Tunisia's new interim government, announced Monday and containing no cohorts of deposed president Zine El Abidine Ben Ali, has dissolved the hated secret police.

The interior ministry, in naming the so-called "public authority" that will run Tunisia until elections on July 24, in an online statement Monday, also said it was disbanding the State Security Department, under which the secret police operated.

The secret police had played a key role in suppressing the opposition in the country.

The move was a "definitive break with any form of organization resembling the political police at the level of structure, mission or practice," it said, according to the BBC.

The new authority would would respect "civic freedoms and rights," it said.

"These practical measures are in harmony with the values of the revolution, in the wish to respect the law, in word and deed, and in consecrating the climate of confidence and transparency in the relationship between the security services and the citizen," it said

The public authority has 22 members, including interim Prime Minister Beji Caid Essebsi and 17 officials in posts they occupied in a government formed on Jan. 27, but none of them belongs to any political party.

Despite Ben Ali's ouster and unprecedented freedoms introduced by the new administration, which also released all political prisoners, protesters had continued to demonstrate against having members of his regime in the government.

The previous interim prime minister, Mohammed Ghannouchi, who was close to Ben Ali, and two other ministers who had also served in Ben Ali's government resigned last week.

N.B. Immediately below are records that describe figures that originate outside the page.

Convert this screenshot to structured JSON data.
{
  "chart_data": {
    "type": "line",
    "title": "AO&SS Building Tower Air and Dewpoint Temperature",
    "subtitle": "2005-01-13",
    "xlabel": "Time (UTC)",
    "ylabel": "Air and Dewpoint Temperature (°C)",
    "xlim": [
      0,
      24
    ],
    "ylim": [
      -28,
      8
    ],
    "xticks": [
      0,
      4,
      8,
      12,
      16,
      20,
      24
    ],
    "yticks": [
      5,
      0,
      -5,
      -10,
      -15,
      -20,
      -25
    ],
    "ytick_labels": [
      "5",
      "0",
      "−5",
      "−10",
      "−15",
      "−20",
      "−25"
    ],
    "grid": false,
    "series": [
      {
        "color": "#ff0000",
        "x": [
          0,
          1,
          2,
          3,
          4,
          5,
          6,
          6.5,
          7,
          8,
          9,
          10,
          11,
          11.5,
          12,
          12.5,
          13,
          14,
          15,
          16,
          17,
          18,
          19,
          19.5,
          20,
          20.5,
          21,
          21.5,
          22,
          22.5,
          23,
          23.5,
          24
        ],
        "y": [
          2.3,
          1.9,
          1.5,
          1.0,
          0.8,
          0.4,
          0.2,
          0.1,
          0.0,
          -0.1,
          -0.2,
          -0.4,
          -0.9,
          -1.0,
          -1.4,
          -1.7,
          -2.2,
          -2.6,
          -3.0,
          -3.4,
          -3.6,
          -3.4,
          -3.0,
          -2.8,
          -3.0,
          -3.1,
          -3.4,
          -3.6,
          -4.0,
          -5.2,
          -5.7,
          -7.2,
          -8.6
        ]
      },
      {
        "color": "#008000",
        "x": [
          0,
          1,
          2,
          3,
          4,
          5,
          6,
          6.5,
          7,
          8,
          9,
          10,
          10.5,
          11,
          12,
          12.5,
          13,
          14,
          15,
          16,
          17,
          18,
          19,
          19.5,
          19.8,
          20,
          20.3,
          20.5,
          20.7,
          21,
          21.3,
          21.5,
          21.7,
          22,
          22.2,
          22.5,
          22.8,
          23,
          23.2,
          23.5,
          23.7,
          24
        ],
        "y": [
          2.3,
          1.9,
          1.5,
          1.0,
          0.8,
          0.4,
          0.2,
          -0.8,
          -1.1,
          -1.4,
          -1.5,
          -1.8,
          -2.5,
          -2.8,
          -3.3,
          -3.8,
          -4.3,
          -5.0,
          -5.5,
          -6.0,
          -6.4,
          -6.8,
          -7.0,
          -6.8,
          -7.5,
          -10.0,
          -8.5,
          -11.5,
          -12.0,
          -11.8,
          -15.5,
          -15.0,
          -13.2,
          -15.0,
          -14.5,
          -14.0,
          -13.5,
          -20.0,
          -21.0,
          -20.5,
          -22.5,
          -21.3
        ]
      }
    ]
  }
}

Interim President Foued Mebazaa appointed  Essebsi, 84, a lawyer and former minister, to replace Ghannouchi.

At the time, Ghannouchi said he was "not running away from responsibility." "I am not one who makes decisions that can lead to victims," Ghannouchi said during a press conference in the capital Tunis. "I am not an oppressor and will never be."

"This resignation will serve Tunisia, and the revolution and the future of Tunisia," he added.